After her mother’s death, she started asking her brothers what they wanted to eat on their birthdays.
Finally, her brother said, “Why don’t we just open the shop?”
So they did. It’s in a tiny spot in a former Lao/Thai restaurant that’s a little hard to find (look for the La Luna Bakery & Cafe mural a few doors down). It’s open mostly for lunch, and later on weekends.
The restaurant isn’t in the best neighborhood. There are bars on the windows and homeless people aren’t an uncommon site. Parking is a bit free range among the collection of buildings on the corner, though you can park on Clinton.

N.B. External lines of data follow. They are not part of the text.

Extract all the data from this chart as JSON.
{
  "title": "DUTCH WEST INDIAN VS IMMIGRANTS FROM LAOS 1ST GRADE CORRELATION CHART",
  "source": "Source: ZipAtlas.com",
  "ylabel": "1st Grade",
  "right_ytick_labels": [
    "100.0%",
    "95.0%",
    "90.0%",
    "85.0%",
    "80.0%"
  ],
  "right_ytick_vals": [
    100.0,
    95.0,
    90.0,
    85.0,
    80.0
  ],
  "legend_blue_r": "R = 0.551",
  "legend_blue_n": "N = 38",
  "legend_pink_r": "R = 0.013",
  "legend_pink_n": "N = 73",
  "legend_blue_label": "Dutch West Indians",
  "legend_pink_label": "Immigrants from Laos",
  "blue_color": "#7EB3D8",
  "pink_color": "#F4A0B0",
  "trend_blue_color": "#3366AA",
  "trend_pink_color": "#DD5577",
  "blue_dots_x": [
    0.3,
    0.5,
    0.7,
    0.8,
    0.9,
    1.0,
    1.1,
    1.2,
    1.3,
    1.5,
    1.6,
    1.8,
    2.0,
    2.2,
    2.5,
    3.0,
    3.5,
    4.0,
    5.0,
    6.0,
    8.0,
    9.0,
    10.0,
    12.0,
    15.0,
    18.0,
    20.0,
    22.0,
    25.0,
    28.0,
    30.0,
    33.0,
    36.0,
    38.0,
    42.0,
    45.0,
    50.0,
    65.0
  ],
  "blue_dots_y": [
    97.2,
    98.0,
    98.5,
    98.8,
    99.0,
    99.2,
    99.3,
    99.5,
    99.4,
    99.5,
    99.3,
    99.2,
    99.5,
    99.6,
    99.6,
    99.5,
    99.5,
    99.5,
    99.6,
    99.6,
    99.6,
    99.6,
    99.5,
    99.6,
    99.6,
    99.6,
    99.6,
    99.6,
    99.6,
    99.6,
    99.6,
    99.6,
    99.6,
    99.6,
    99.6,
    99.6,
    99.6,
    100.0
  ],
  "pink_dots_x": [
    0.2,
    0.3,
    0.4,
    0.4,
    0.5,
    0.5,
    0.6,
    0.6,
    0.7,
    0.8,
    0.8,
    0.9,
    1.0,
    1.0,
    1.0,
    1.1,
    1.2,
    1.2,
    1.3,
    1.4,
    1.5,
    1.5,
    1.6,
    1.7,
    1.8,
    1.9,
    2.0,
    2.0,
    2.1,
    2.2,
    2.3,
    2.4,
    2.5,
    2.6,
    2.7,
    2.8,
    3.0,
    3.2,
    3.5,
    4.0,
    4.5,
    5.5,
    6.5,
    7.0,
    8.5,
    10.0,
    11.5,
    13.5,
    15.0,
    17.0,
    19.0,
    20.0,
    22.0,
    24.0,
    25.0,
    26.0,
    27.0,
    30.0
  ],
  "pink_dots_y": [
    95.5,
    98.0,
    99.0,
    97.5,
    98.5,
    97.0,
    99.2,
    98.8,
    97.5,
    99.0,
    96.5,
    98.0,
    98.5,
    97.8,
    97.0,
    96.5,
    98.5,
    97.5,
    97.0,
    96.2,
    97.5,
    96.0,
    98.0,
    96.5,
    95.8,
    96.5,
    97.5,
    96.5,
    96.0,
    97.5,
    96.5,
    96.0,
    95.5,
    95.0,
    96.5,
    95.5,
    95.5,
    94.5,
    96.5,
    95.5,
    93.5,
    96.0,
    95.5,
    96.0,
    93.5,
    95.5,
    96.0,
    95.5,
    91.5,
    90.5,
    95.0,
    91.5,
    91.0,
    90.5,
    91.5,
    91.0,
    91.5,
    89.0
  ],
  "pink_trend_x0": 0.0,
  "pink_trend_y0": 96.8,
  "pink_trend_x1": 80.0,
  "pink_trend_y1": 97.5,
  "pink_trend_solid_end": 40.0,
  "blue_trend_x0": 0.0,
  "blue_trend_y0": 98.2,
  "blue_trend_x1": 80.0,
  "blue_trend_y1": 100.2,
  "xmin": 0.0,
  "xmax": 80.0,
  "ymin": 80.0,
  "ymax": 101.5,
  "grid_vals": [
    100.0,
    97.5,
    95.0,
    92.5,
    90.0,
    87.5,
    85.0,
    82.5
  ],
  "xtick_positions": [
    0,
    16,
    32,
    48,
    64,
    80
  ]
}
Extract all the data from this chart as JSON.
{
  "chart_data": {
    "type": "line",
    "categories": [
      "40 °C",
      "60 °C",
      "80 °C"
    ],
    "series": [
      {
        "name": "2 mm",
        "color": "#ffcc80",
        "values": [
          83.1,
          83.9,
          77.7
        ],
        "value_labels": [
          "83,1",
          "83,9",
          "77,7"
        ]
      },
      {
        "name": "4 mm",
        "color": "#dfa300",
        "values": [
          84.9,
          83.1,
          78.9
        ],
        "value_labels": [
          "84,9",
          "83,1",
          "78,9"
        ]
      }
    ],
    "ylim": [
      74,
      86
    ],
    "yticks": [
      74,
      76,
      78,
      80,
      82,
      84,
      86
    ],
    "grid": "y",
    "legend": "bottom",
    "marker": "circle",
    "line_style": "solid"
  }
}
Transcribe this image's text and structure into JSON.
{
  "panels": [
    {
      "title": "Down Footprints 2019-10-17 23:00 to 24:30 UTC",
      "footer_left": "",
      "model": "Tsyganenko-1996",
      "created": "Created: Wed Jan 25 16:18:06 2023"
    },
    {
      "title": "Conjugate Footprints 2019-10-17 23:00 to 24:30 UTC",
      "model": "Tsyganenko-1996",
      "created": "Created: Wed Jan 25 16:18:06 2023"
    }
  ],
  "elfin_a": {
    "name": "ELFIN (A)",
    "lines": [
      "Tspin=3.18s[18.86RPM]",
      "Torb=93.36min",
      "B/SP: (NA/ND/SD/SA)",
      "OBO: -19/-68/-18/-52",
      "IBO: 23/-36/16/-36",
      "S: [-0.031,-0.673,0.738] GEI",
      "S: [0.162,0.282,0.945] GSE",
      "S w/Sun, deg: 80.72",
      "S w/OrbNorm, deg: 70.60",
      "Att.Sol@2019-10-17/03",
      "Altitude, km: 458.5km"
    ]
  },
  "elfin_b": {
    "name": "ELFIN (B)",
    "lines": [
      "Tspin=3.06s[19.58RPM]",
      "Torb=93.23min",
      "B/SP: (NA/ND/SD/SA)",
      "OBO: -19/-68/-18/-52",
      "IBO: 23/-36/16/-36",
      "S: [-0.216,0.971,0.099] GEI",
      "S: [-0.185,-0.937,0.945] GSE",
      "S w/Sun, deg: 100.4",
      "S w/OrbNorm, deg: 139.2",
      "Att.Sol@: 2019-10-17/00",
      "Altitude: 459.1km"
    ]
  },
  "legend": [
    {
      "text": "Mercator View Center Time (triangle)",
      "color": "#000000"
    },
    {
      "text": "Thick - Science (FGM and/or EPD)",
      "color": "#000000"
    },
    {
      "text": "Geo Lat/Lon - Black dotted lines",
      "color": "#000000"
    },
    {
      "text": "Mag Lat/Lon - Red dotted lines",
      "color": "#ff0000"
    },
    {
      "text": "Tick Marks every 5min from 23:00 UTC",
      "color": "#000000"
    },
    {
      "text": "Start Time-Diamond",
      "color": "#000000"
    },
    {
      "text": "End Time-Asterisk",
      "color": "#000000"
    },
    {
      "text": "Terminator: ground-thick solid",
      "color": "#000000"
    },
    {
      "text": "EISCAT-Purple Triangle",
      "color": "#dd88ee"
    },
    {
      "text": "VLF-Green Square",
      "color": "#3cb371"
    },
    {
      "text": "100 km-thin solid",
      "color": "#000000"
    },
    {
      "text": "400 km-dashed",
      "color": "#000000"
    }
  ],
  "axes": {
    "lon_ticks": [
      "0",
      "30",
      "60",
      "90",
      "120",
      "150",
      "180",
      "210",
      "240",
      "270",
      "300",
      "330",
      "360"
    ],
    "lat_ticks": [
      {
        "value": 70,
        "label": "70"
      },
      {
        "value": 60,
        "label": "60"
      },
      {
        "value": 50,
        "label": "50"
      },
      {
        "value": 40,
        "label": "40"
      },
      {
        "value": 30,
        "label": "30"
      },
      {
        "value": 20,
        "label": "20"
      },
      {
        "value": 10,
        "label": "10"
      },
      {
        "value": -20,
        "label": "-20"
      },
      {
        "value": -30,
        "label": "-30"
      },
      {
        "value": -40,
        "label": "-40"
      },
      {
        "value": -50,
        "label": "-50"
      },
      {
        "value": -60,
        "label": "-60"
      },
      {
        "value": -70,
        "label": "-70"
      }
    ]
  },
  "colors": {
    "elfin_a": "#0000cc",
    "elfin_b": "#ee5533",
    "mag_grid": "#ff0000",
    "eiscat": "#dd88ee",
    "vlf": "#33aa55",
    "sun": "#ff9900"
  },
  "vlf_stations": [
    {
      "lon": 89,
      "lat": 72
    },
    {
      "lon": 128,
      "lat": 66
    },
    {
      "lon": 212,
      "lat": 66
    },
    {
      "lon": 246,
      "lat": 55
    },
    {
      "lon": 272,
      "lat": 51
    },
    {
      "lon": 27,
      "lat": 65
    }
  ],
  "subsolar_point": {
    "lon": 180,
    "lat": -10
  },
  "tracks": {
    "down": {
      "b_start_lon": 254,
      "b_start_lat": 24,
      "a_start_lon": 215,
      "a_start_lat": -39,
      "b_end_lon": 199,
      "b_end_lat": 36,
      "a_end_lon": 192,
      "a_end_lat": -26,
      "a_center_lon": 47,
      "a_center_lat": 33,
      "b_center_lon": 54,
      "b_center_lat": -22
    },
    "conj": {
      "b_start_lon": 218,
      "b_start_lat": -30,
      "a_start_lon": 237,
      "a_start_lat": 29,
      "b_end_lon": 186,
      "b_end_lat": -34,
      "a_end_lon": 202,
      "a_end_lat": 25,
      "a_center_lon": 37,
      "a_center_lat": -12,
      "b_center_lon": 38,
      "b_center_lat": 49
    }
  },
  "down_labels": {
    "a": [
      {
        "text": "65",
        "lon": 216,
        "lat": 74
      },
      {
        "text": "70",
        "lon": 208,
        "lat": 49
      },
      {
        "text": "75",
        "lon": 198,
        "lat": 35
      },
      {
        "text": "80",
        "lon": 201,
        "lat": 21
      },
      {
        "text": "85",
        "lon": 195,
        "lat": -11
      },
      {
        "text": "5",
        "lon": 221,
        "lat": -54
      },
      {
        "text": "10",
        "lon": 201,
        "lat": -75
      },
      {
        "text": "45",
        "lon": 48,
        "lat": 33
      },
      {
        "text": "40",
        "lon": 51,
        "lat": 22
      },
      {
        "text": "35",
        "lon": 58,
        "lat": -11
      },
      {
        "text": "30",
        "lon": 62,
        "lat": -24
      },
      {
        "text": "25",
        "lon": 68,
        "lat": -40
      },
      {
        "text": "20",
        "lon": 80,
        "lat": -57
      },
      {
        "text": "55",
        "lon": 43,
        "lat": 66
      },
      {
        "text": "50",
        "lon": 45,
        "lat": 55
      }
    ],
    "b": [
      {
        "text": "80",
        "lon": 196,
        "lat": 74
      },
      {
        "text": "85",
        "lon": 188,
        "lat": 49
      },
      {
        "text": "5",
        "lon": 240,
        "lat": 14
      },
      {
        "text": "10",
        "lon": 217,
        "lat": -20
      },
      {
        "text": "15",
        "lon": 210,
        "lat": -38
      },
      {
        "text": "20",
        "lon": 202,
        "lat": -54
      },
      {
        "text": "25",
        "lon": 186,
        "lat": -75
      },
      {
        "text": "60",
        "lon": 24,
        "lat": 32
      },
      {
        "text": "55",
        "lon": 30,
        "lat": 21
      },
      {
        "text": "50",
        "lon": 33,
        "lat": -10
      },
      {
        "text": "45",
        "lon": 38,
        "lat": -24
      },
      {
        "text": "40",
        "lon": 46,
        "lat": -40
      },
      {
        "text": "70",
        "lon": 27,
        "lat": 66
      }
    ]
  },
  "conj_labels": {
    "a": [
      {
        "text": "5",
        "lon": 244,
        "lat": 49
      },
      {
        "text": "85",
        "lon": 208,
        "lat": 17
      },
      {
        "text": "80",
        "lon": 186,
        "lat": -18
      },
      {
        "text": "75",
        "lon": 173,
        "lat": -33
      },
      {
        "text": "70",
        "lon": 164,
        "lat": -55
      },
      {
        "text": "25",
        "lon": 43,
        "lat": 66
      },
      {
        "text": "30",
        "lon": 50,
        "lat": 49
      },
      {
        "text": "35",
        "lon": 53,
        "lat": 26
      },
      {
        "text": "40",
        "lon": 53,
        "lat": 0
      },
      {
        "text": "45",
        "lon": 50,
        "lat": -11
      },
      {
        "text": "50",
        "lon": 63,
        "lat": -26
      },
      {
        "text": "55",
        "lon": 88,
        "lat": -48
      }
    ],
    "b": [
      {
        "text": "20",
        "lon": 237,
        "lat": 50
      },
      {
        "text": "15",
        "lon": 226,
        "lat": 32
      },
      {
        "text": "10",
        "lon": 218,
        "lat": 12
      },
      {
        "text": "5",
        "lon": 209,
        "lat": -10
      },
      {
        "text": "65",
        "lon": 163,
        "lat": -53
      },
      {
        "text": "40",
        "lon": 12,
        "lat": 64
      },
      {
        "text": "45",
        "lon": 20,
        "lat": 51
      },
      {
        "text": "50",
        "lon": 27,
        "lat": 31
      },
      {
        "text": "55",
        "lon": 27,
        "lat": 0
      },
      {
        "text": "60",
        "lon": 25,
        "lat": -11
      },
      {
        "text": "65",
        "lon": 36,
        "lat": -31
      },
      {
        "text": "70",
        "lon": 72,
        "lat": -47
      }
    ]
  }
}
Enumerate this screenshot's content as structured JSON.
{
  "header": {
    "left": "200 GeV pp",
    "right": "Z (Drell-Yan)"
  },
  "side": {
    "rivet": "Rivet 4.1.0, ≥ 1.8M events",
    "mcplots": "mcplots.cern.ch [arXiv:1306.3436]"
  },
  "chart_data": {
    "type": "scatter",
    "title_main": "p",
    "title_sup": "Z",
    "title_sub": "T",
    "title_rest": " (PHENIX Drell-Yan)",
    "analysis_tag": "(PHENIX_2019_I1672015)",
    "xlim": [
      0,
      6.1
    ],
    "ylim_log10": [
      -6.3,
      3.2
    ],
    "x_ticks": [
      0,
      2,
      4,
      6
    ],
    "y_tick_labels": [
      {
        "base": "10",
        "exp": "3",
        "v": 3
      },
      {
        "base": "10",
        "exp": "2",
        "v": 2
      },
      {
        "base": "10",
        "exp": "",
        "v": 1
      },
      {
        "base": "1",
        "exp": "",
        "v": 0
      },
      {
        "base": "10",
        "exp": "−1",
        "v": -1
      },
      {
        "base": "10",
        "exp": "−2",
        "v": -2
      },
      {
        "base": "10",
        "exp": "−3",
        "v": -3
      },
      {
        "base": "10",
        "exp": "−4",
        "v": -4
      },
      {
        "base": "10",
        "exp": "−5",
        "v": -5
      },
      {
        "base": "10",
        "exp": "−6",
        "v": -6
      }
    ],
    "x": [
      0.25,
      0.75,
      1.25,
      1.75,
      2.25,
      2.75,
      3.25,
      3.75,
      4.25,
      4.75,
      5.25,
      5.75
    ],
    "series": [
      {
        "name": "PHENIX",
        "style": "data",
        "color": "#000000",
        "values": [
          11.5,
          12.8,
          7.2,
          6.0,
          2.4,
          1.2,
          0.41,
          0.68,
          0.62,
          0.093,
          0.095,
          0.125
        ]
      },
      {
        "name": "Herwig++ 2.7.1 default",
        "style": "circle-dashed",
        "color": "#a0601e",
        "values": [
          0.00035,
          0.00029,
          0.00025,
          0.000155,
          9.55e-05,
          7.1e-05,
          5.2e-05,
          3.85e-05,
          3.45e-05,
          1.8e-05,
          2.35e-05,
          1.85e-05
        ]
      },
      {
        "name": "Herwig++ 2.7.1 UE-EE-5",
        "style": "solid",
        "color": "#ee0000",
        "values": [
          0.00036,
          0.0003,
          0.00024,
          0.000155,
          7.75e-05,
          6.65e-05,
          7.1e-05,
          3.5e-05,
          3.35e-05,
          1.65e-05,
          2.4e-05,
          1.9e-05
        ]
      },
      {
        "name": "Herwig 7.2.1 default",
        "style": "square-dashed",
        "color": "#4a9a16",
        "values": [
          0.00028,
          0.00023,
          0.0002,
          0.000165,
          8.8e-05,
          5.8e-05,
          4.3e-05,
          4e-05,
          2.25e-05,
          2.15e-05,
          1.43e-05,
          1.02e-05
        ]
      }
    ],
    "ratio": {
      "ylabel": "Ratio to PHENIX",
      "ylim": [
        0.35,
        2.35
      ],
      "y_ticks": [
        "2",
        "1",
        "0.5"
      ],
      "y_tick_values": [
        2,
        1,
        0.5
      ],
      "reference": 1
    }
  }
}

But Lopez doesn’t even seem to notice.
The space was right for their needs and she’s excited to introduce a new food to people in the neighborhood. The decorations on the walls came from her mother’s kitchen.
“It’s nice to be part of this community and expose people” to the food, she said.
And her brother Angel said that when the siblings are there cooking, memories of mom are strong.
“It brought us together,” he said. “When we work together there, we reminisce. We enjoy the food. We enjoy the time together.”
Details: Lucy’s Gorditas is at 2403 E. Clinton Avenue. Delivery is available through DoorDash and Uber Eats. Hours: 11 a.m. to 3 p.m. Mondays through Fridays, from 11 a.m. to 5 p.m. on Saturdays and Sundays. Orders can be called in at 559-212-4771.